Between each pulse, there can be a pause period in which no additional interior pressure is provided or a reduced amount of interior pressure is provided. The pause period can be approximately constant between pulses, or the pause period can change. The pause period can be in a range from approximately 50 milliseconds to approximately 200 milliseconds, for example. As another example, the pause period can be in a range from approximately 1 millisecond to approximately 50 milliseconds. The pause period and the pulse duration can combine to define a pulse frequency. The pulse frequency can be related to the pressure of the pulses. In some instances, the pulse frequency can be a function of the pressure of the pulses. For example, the pulse frequency can in direct correlation to the pressure of the pulses. That is, as the pressure of the pulses increases, the frequency of the pulses can also increase (i.e., the pulse duration can decrease).
The method can include providing any number of pulses. For example, the method can include providing two pulses of pressurized fluid. As another example, the method can include providing three, four, five, ten, twenty, fifty, 100, or more pulses. As will be understood, the appropriate number and/or duration of pulses can depend on the characteristics of a given tube and/or heat exchanger configuration.
The yield point of the tube material can be altered by adjusting the temperature of the tube. And because the bend (e.g., U-bend, hairpin bend) of the tube is the most likely part of the tube to rupture or otherwise fail, it can be helpful to create a temperature differential between the straight sections of the tube and the bend section of the tube. To achieve this temperature differential, the straight sections of the tube can be heated. Alternatively or additionally, the bend section of the tube can be cooled. In either case, the heat or cooling effect can be applied to the corresponding outer surface of the tube. For example, the straight sections of the tube can be heated by applying to at least a portion of the straight sections a material or combination or materials providing an exothermic reaction, applying a warming blanket to at least a portion of the straight sections, bringing a heating element into contact with at least a portion of the straight sections, causing heated air to run across at least a portion of the straight sections, and/or submerge at least a portion of the straight sections in heated liquid. As another example, the cooling effect can be provided to the bend section by applying to at least a portion of the bend section a material or combination or materials providing an endothermic reaction, applying a heat sink or similar device to at least a portion of the bend section, causing cooled air to run across at least a portion of the bend section, and/or submerge at least a portion of the bend section in cooled liquid.
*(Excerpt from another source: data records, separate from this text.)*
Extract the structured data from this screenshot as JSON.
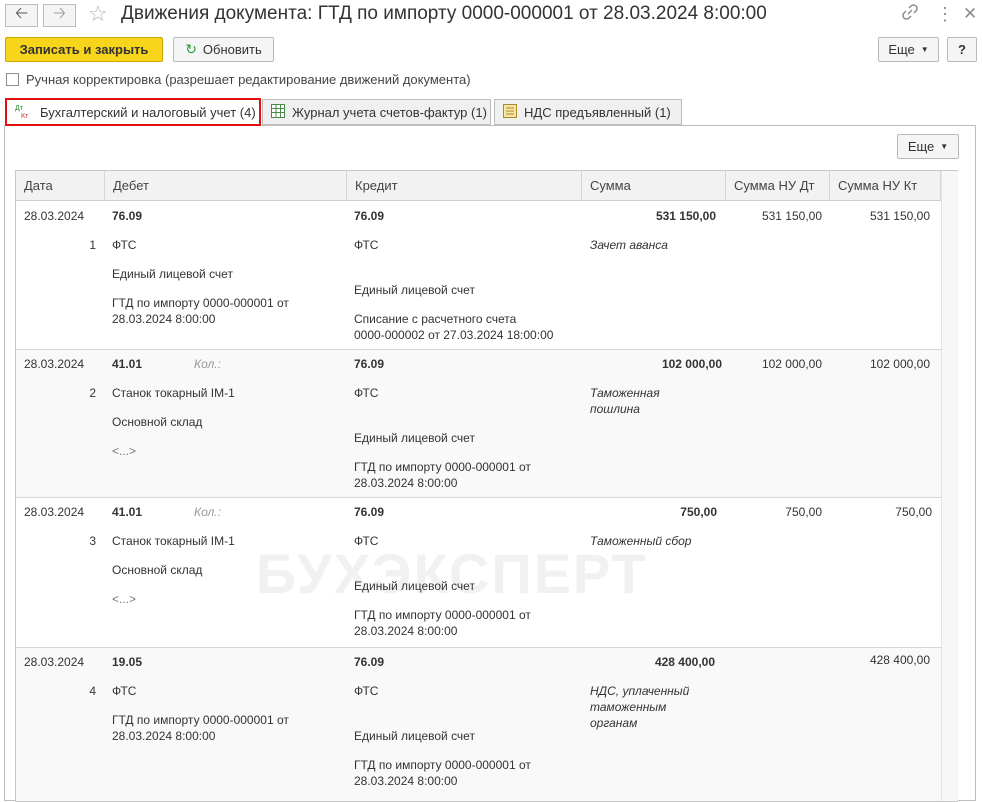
{
  "window": {
    "title": "Движения документа: ГТД по импорту 0000-000001 от 28.03.2024 8:00:00",
    "back_icon": "arrow-left-icon",
    "forward_icon": "arrow-right-icon",
    "favorite_icon": "star-icon",
    "link_icon": "link-icon",
    "more_icon": "vertical-dots-icon",
    "close_icon": "close-icon"
  },
  "toolbar": {
    "save_close_label": "Записать и закрыть",
    "refresh_label": "Обновить",
    "more_label": "Еще",
    "help_label": "?"
  },
  "manual_edit": {
    "label": "Ручная корректировка (разрешает редактирование движений документа)",
    "checked": false
  },
  "tabs": [
    {
      "label": "Бухгалтерский и налоговый учет (4)",
      "icon": "dt-kt-icon",
      "active": true
    },
    {
      "label": "Журнал учета счетов-фактур (1)",
      "icon": "table-icon",
      "active": false
    },
    {
      "label": "НДС предъявленный (1)",
      "icon": "register-icon",
      "active": false
    }
  ],
  "panel": {
    "more_label": "Еще"
  },
  "watermark": "БУХЭКСПЕРТ",
  "columns": [
    "Дата",
    "Дебет",
    "Кредит",
    "Сумма",
    "Сумма НУ Дт",
    "Сумма НУ Кт"
  ],
  "rows": [
    {
      "date": "28.03.2024",
      "num": "1",
      "debit_account": "76.09",
      "debit_qty_label": "",
      "debit_sub1": "ФТС",
      "debit_sub2": "Единый лицевой счет",
      "debit_sub3_line1": "ГТД по импорту 0000-000001 от",
      "debit_sub3_line2": "28.03.2024 8:00:00",
      "credit_account": "76.09",
      "credit_sub1": "ФТС",
      "credit_sub2": "Единый лицевой счет",
      "credit_sub3_line1": "Списание с расчетного счета",
      "credit_sub3_line2": "0000-000002 от 27.03.2024 18:00:00",
      "amount": "531 150,00",
      "content_line1": "Зачет аванса",
      "content_line2": "",
      "content_line3": "",
      "amount_nu_dt": "531 150,00",
      "amount_nu_kt": "531 150,00"
    },
    {
      "date": "28.03.2024",
      "num": "2",
      "debit_account": "41.01",
      "debit_qty_label": "Кол.:",
      "debit_sub1": "Станок токарный IM-1",
      "debit_sub2": "Основной склад",
      "debit_sub3_line1": "<...>",
      "debit_sub3_line2": "",
      "credit_account": "76.09",
      "credit_sub1": "ФТС",
      "credit_sub2": "Единый лицевой счет",
      "credit_sub3_line1": "ГТД по импорту 0000-000001 от",
      "credit_sub3_line2": "28.03.2024 8:00:00",
      "amount": "102 000,00",
      "content_line1": "Таможенная",
      "content_line2": "пошлина",
      "content_line3": "",
      "amount_nu_dt": "102 000,00",
      "amount_nu_kt": "102 000,00"
    },
    {
      "date": "28.03.2024",
      "num": "3",
      "debit_account": "41.01",
      "debit_qty_label": "Кол.:",
      "debit_sub1": "Станок токарный IM-1",
      "debit_sub2": "Основной склад",
      "debit_sub3_line1": "<...>",
      "debit_sub3_line2": "",
      "credit_account": "76.09",
      "credit_sub1": "ФТС",
      "credit_sub2": "Единый лицевой счет",
      "credit_sub3_line1": "ГТД по импорту 0000-000001 от",
      "credit_sub3_line2": "28.03.2024 8:00:00",
      "amount": "750,00",
      "content_line1": "Таможенный сбор",
      "content_line2": "",
      "content_line3": "",
      "amount_nu_dt": "750,00",
      "amount_nu_kt": "750,00"
    },
    {
      "date": "28.03.2024",
      "num": "4",
      "debit_account": "19.05",
      "debit_qty_label": "",
      "debit_sub1": "ФТС",
      "debit_sub2": "ГТД по импорту 0000-000001 от",
      "debit_sub3_line1": "28.03.2024 8:00:00",
      "debit_sub3_line2": "",
      "credit_account": "76.09",
      "credit_sub1": "ФТС",
      "credit_sub2": "Единый лицевой счет",
      "credit_sub3_line1": "ГТД по импорту 0000-000001 от",
      "credit_sub3_line2": "28.03.2024 8:00:00",
      "amount": "428 400,00",
      "content_line1": "НДС, уплаченный",
      "content_line2": "таможенным",
      "content_line3": "органам",
      "amount_nu_dt": "",
      "amount_nu_kt": "428 400,00"
    }
  ]
}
As will be appreciated, by creating a temperature differential between the straight sections and the bend section where the bend section has a lower temperature than the straight sections, it is possible to cause the bend section to have a higher yield point than normal and/or cause the straight sections to have a lower yield point than normal. Accordingly, it can be easier to expand the straight sections of the tube while also decreasing the risk of rupturing or otherwise damaging the bend.
Alternatively or additionally, it can be helpful to reduce the hoop stress experienced by the bend section. During the pressure expansion process, the tube experiences hoop stresses throughout the straight sections and the bend section. As explained above, the purpose of the pressure expansion process is to expand the straight sections to create an interference fit between the exterior surface of the respective straight sections and the interior surface of a hole in corresponding fins. Due at least in part to its differing geometry and/or differing wall thickness (as compared to the straight sections), the bend section typically fails or ruptures before the straight sections. That is, the bend section typically fails or ruptures at a lower hoop stress than the straight sections.
Hoop stress is a function of the force exerted on the wall of the tube and can thus be modified by adjusting the pressure differential between the interior and exterior portions of the tube. For example, an external pressure can be provided at the bend section. This can result in a lower gauge pressure experienced at the bend section as compared to the gauge pressure experienced at the straight sections, thereby lowering the hoop stress experienced at the bend section as compared to the hoop stress experienced at the straight sections.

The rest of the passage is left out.